The safest assumption for Monday May 2, 2011 will be that it will be volatile. I will be looking for is the percentage hour moves to surpass the previous ones that were quite volatile. The average before was around one percent moves from top to bottom per hour and this may double to two percent per hour. For many months I have referenced the 1979 and 1980 volatility that was wild for the market in percentile terms. The Hunt Brothers story I do not buy for the reason for the volatility and it was the same reason then as it is today. This is amazing for the bulls whom are looking to buy or holding or waiting for that big gain to come.

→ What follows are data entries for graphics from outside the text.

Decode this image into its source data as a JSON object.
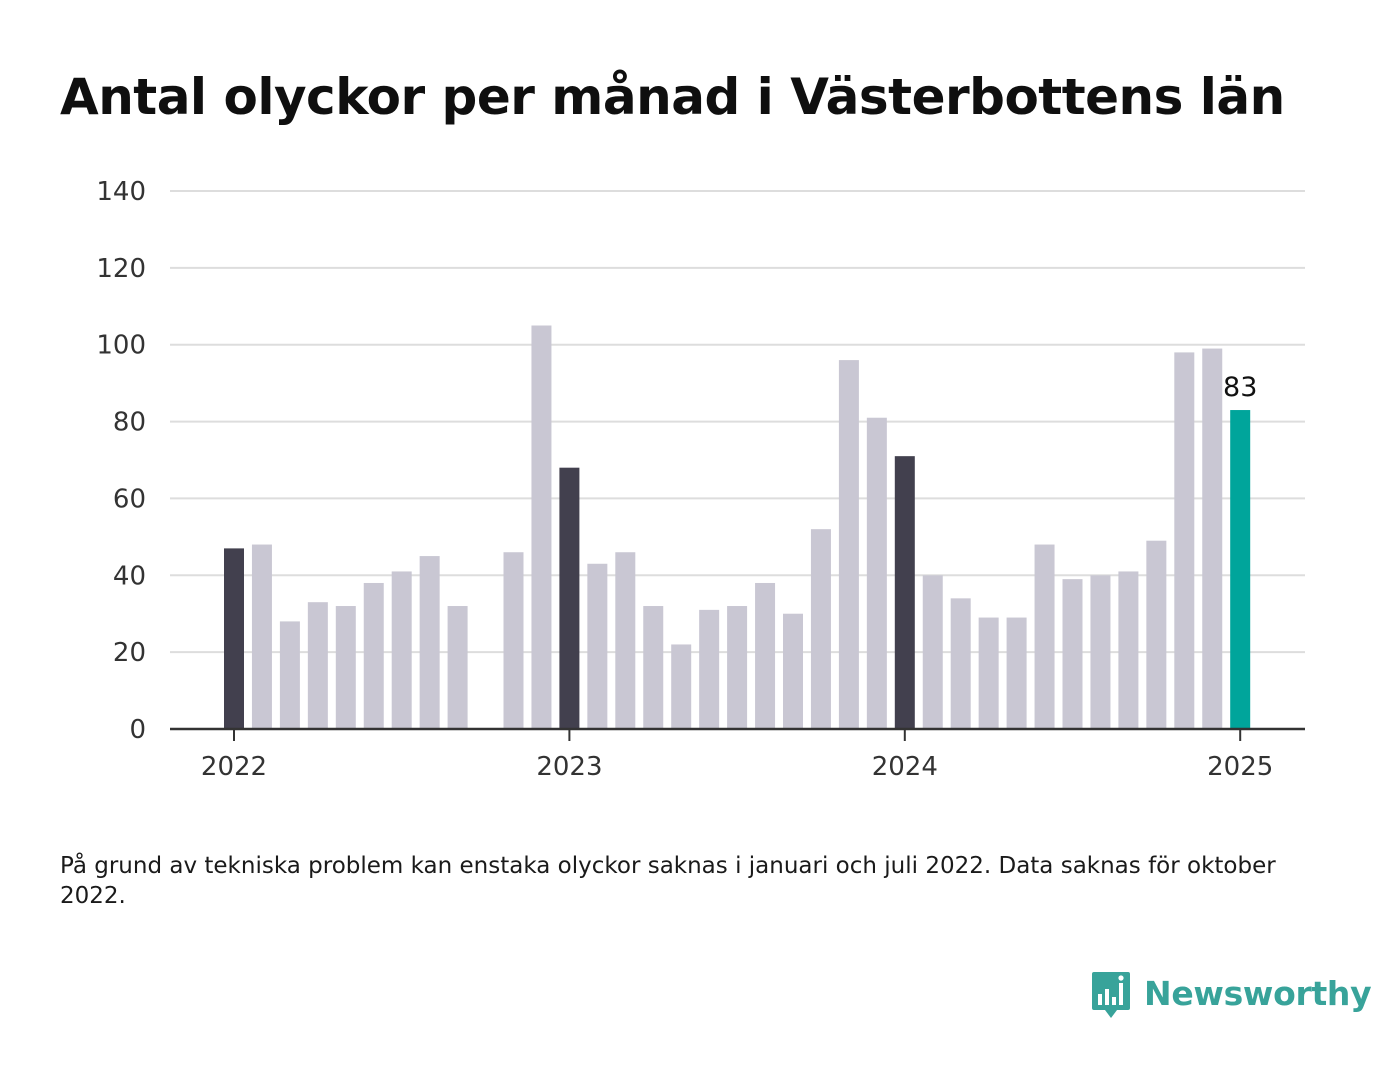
{
  "title": "Antal olyckor per månad i Västerbottens län",
  "footnote": "På grund av tekniska problem kan enstaka olyckor saknas i januari och juli 2022. Data saknas för oktober 2022.",
  "brand": {
    "name": "Newsworthy",
    "icon": "newsworthy-chart-icon",
    "color": "#38a39a"
  },
  "colors": {
    "december": "#42404e",
    "regular": "#c9c7d3",
    "latest": "#00a59b",
    "grid": "#dddddd",
    "axis": "#333333"
  },
  "chart_data": {
    "type": "bar",
    "title": "Antal olyckor per månad i Västerbottens län",
    "xlabel": "",
    "ylabel": "",
    "ylim": [
      0,
      140
    ],
    "yticks": [
      "0",
      "20",
      "40",
      "60",
      "80",
      "100",
      "120",
      "140"
    ],
    "xticks": [
      "2022",
      "2023",
      "2024",
      "2025"
    ],
    "grid": true,
    "categories": [
      "2022-01",
      "2022-02",
      "2022-03",
      "2022-04",
      "2022-05",
      "2022-06",
      "2022-07",
      "2022-08",
      "2022-09",
      "2022-10",
      "2022-11",
      "2022-12",
      "2023-01",
      "2023-02",
      "2023-03",
      "2023-04",
      "2023-05",
      "2023-06",
      "2023-07",
      "2023-08",
      "2023-09",
      "2023-10",
      "2023-11",
      "2023-12",
      "2024-01",
      "2024-02",
      "2024-03",
      "2024-04",
      "2024-05",
      "2024-06",
      "2024-07",
      "2024-08",
      "2024-09",
      "2024-10",
      "2024-11",
      "2024-12",
      "2025-01"
    ],
    "values": [
      47,
      48,
      28,
      33,
      32,
      38,
      41,
      45,
      32,
      null,
      46,
      105,
      68,
      43,
      46,
      32,
      22,
      31,
      32,
      38,
      30,
      52,
      96,
      81,
      71,
      40,
      34,
      29,
      29,
      48,
      39,
      40,
      41,
      49,
      98,
      99,
      83
    ],
    "data_labels": [
      {
        "category": "2025-01",
        "label": "83"
      }
    ]
  }
}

The market has consolidated the flash crash that lasted twelve minutes. We are closing on the anniversary where the equity markets lost seven percent in around seven seconds. Very short term a hold of the previous low around the $42 area is important, but the bulls are dying this fast. This is the ultimate buying opportunity or that of a dip. It can very easily go lower and if you are buying in segments then you will continue to get deals along the way. There is nothing to give me confidence on this fiat dollar that this kind of action where the market plummets to this degree is insane and pretty much criminal. The low volume tells me something is fishy but the SLV shares will have record volume. I make this prediction hours before their market opens. I could be wrong, but I don't count on it. Many stops are (buy-bye) as SNL has used a skit for in the past and there could be damage being done. Regardless of the fact the market is now bearish on the intermediate term trend. The five day moving average gave in with the fast move selling from a failed break earlier. The $53.00 target for the upside is obviously out the window and that trend line connecting 2010 is out the window once again. The support test was the twenty day moving average and therefore on the somewhat longterm time frame (level greater than intermediate) the five day average I feel is the most important one and it is rising and all sell offs are guilty until proven innocent on this time frame. With the five day moving average declining all rallies are now guilty until proven innocent on the intermediate term. Something has to give and the most likely scenario is that the explosive move happens very soon or its an intermediate top. I would count on intermediate top. For if this is a failed move the market would start the day losing 14% and gain over 50% in a few trading days? I don't think so, but it could happen. Therefore, the bull should not give up and I would expect resistance at the 5 day average and maybe a test of the 50 later this month. Still hard to tell being only a few hours of aftermath. This is the final update of the day and will come back in the morning. Good night.
Link from Marketwatch
What is there to say other than WOW and this isn't going to last, but volatility sure came in very strong and what will not happen is the average volatility to stay at one percent or less it was accustomed to last week in what was a high volatile week. This isn't going to last and the buying opportunities are now becoming very strong. This does put us in an intermediate term bear market now unless we get one heck of a failed crash, and that isn't lucky. The bulls won't give up so fast as they didn't give up this last week. The next update will come your way later tonight on this blog.